If the pro-life group have their way, and they are hell bent to get their way, more and more children will endure suffering and even death at the hands of parents and caregivers who are financially, emotionally or physically incapable of raising children.
Women have the responsibility of caring for the children they choose to bring into this world, and they alone should be allowed to make that decision. Women who decide to terminate their pregnancy are not thinking only of themselves, they are also considering the welfare and well being of the child. In a perfect world there would be no unwanted or unplanned pregnancies, but we don’t live in that perfect world.

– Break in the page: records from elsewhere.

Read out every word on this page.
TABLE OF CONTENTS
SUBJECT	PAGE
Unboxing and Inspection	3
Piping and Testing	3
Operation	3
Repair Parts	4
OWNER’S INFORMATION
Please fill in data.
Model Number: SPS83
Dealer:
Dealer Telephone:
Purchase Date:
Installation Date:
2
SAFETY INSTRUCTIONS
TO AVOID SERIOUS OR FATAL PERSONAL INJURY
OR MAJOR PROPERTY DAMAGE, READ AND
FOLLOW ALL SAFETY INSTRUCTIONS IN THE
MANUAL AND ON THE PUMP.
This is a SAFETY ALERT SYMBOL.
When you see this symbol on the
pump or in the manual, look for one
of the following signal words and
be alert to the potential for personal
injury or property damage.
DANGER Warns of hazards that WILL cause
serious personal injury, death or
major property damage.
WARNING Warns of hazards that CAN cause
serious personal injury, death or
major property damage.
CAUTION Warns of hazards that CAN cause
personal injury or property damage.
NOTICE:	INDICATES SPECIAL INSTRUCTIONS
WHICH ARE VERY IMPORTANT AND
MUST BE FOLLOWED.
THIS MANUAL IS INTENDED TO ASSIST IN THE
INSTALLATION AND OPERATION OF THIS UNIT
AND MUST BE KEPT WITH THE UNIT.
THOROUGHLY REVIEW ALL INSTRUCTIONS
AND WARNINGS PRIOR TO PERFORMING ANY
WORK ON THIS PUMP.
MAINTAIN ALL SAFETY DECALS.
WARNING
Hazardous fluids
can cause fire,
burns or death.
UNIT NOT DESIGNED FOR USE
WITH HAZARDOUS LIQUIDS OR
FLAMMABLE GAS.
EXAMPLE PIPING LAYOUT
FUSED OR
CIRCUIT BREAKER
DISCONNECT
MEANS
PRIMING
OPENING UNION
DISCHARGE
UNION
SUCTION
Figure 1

If women are limited or restricted from being able to make their pro-choice and only women have the right to make that decision, we as a society are going to pay dearly by seeing our children devoured in the name of the moral majority.

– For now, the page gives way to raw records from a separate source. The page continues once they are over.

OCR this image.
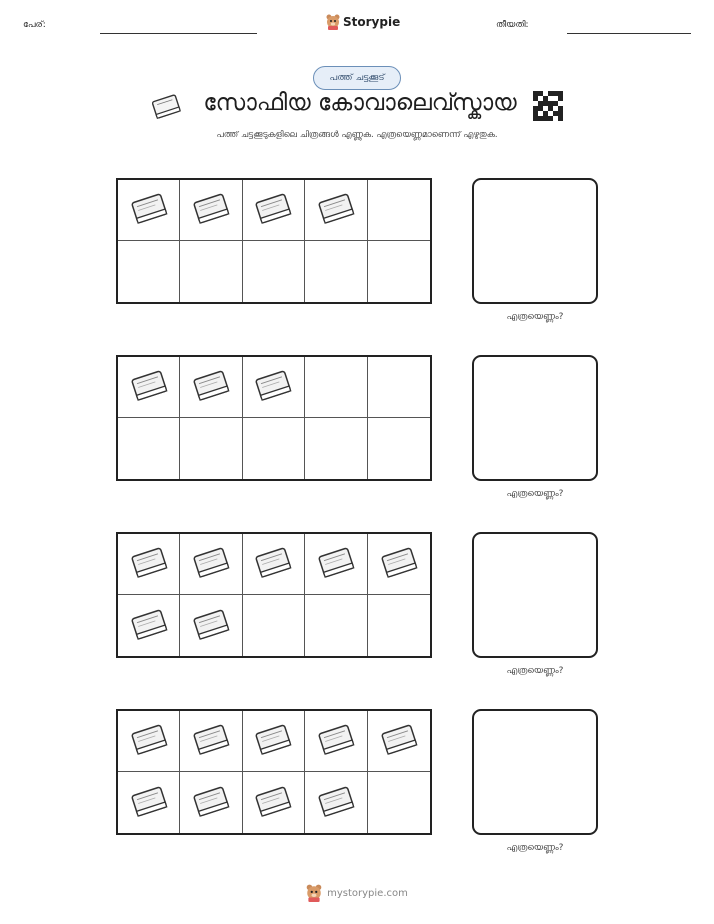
പേര്:	Storypie	തീയതി:
പത്ത് ചട്ടക്കൂട്
സോഫിയ കോവാലെവ്സ്കായ
പത്ത് ചട്ടക്കൂടുകളിലെ ചിത്രങ്ങൾ എണ്ണുക. എത്രയെണ്ണമാണെന്ന് എഴുതുക.
എത്രയെണ്ണം?
എത്രയെണ്ണം?
എത്രയെണ്ണം?
എത്രയെണ്ണം?
mystorypie.com
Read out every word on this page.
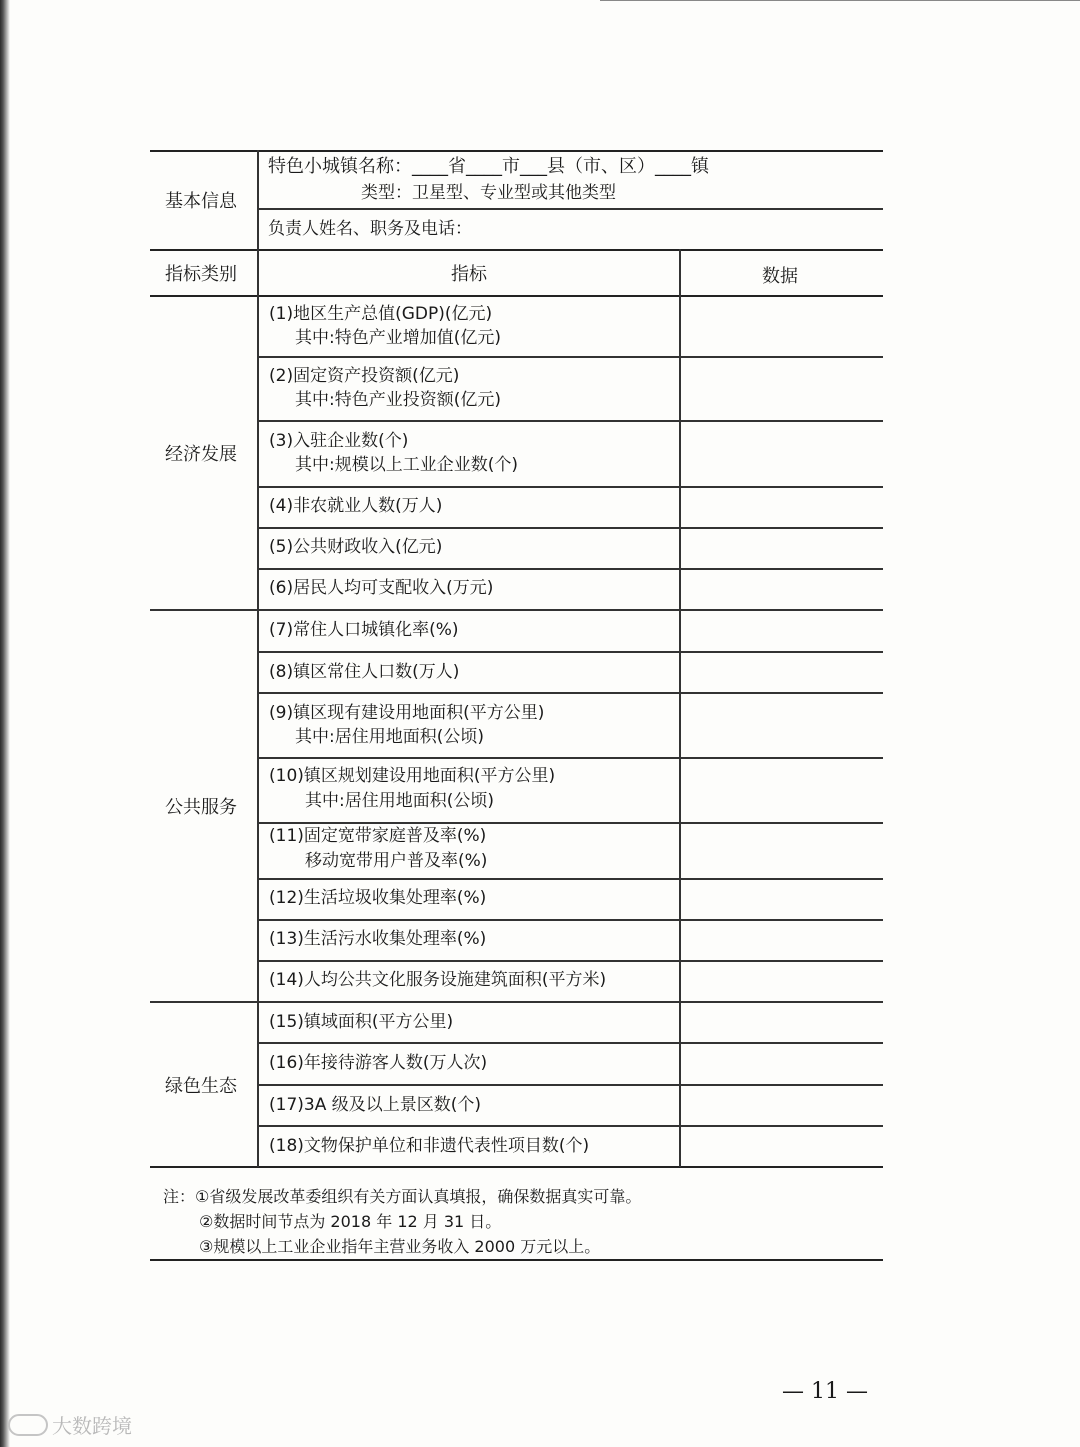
基本信息
特色小城镇名称：____省____市___县（市、区）____镇
类型：卫星型、专业型或其他类型
负责人姓名、职务及电话：
指标类别	指标	数据
经济发展
公共服务
绿色生态
(1)地区生产总值(GDP)(亿元)
其中:特色产业增加值(亿元)
(2)固定资产投资额(亿元)
其中:特色产业投资额(亿元)
(3)入驻企业数(个)
其中:规模以上工业企业数(个)
(4)非农就业人数(万人)
(5)公共财政收入(亿元)
(6)居民人均可支配收入(万元)
(7)常住人口城镇化率(%)
(8)镇区常住人口数(万人)
(9)镇区现有建设用地面积(平方公里)
其中:居住用地面积(公顷)
(10)镇区规划建设用地面积(平方公里)
其中:居住用地面积(公顷)
(11)固定宽带家庭普及率(%)
移动宽带用户普及率(%)
(12)生活垃圾收集处理率(%)
(13)生活污水收集处理率(%)
(14)人均公共文化服务设施建筑面积(平方米)
(15)镇域面积(平方公里)
(16)年接待游客人数(万人次)
(17)3A 级及以上景区数(个)
(18)文物保护单位和非遗代表性项目数(个)
注：①省级发展改革委组织有关方面认真填报，确保数据真实可靠。
②数据时间节点为 2018 年 12 月 31 日。
③规模以上工业企业指年主营业务收入 2000 万元以上。
— 11 —
大数跨境
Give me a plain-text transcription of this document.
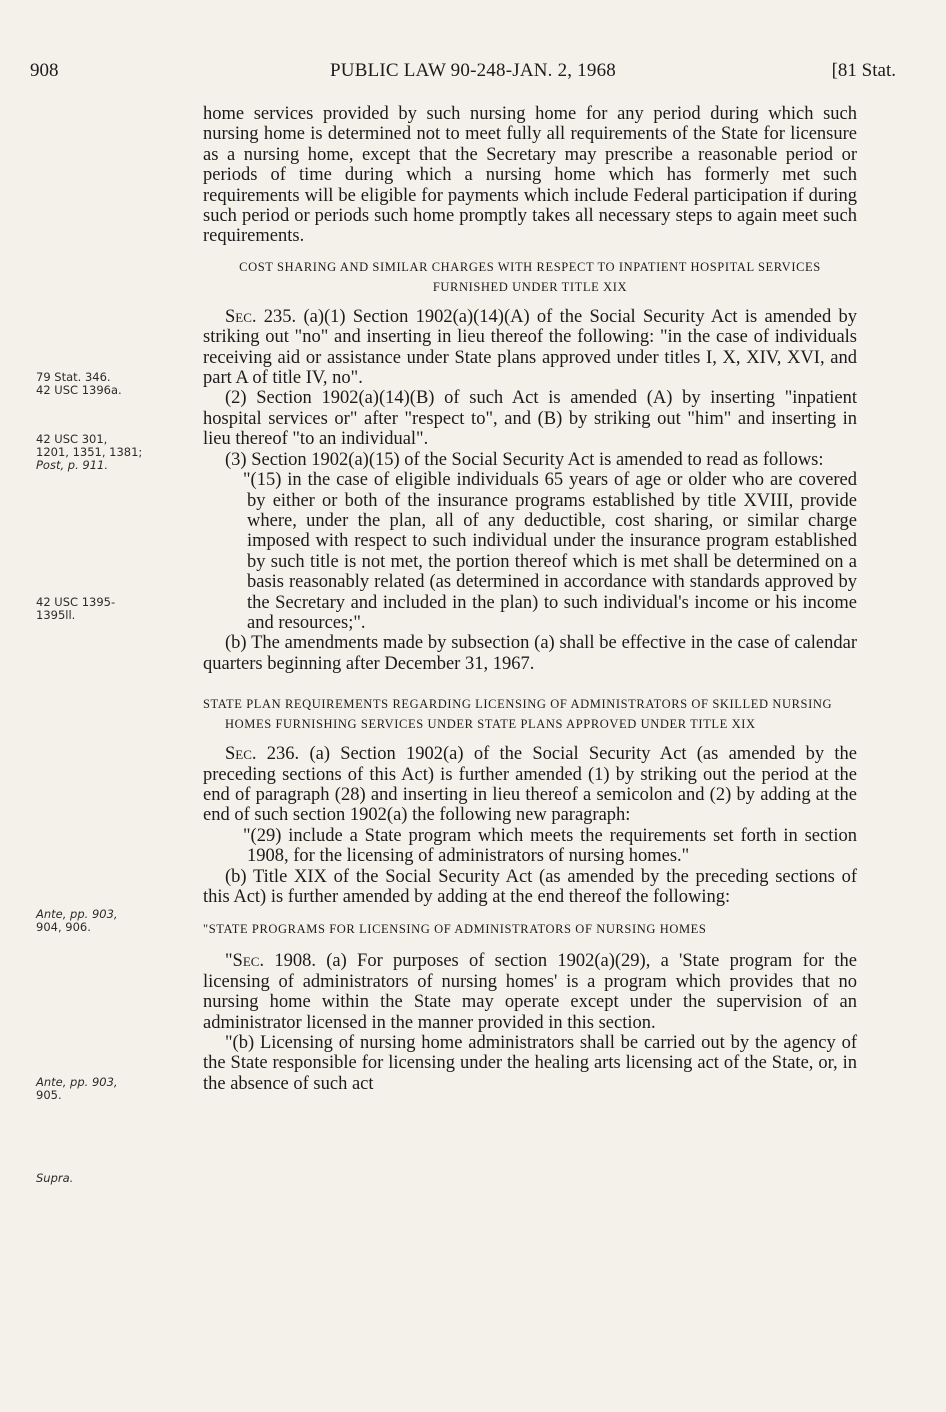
908	PUBLIC LAW 90-248-JAN. 2, 1968	[81 Stat.
79 Stat. 346.
42 USC 1396a.
42 USC 301,
1201, 1351, 1381;
Post, p. 911.
42 USC 1395-
1395ll.
Ante, pp. 903,
904, 906.
Ante, pp. 903,
905.
Supra.

home services provided by such nursing home for any period during which such nursing home is determined not to meet fully all requirements of the State for licensure as a nursing home, except that the Secretary may prescribe a reasonable period or periods of time during which a nursing home which has formerly met such requirements will be eligible for payments which include Federal participation if during such period or periods such home promptly takes all necessary steps to again meet such requirements.

COST SHARING AND SIMILAR CHARGES WITH RESPECT TO INPATIENT HOSPITAL SERVICES FURNISHED UNDER TITLE XIX

Sec. 235. (a)(1) Section 1902(a)(14)(A) of the Social Security Act is amended by striking out "no" and inserting in lieu thereof the following: "in the case of individuals receiving aid or assistance under State plans approved under titles I, X, XIV, XVI, and part A of title IV, no".

(2) Section 1902(a)(14)(B) of such Act is amended (A) by inserting "inpatient hospital services or" after "respect to", and (B) by striking out "him" and inserting in lieu thereof "to an individual".

(3) Section 1902(a)(15) of the Social Security Act is amended to read as follows:

"(15) in the case of eligible individuals 65 years of age or older who are covered by either or both of the insurance programs established by title XVIII, provide where, under the plan, all of any deductible, cost sharing, or similar charge imposed with respect to such individual under the insurance program established by such title is not met, the portion thereof which is met shall be determined on a basis reasonably related (as determined in accordance with standards approved by the Secretary and included in the plan) to such individual's income or his income and resources;".

(b) The amendments made by subsection (a) shall be effective in the case of calendar quarters beginning after December 31, 1967.

STATE PLAN REQUIREMENTS REGARDING LICENSING OF ADMINISTRATORS OF SKILLED NURSING HOMES FURNISHING SERVICES UNDER STATE PLANS APPROVED UNDER TITLE XIX

Sec. 236. (a) Section 1902(a) of the Social Security Act (as amended by the preceding sections of this Act) is further amended (1) by striking out the period at the end of paragraph (28) and inserting in lieu thereof a semicolon and (2) by adding at the end of such section 1902(a) the following new paragraph:

"(29) include a State program which meets the requirements set forth in section 1908, for the licensing of administrators of nursing homes."

(b) Title XIX of the Social Security Act (as amended by the preceding sections of this Act) is further amended by adding at the end thereof the following:

"STATE PROGRAMS FOR LICENSING OF ADMINISTRATORS OF NURSING HOMES

"Sec. 1908. (a) For purposes of section 1902(a)(29), a 'State program for the licensing of administrators of nursing homes' is a program which provides that no nursing home within the State may operate except under the supervision of an administrator licensed in the manner provided in this section.

"(b) Licensing of nursing home administrators shall be carried out by the agency of the State responsible for licensing under the healing arts licensing act of the State, or, in the absence of such act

Conservatives pushing against contraception are showing vestiges of chauvinism
Contrary to Kathleen Parker’s column – “First Amendment rights besieged in attacks on Komen, Catholic charities” (Feb. 8, 2012) — and Republican House Speaker John Boehner’s predictably partisan pronouncement, President Obama’s administration is not “waging war” on anyone’s religious freedoms (much less on Catholics) by requiring religiously affiliated employers (other than churches) who provide health insurance to their female employees to provide portable policies which include coverage for some contraceptives.
Rather, Republican social conservatives have chosen to escalate their rhetoric on this issue because it makes for good press, bolsters candidates’ stump speeches and fits neatly into their ongoing war on women’s reproductive rights — as recently evidenced by the partisan congressional “investigation” of Planned Parenthood (ala ACORN), with the Komen Foundation’s embarrassing complicity.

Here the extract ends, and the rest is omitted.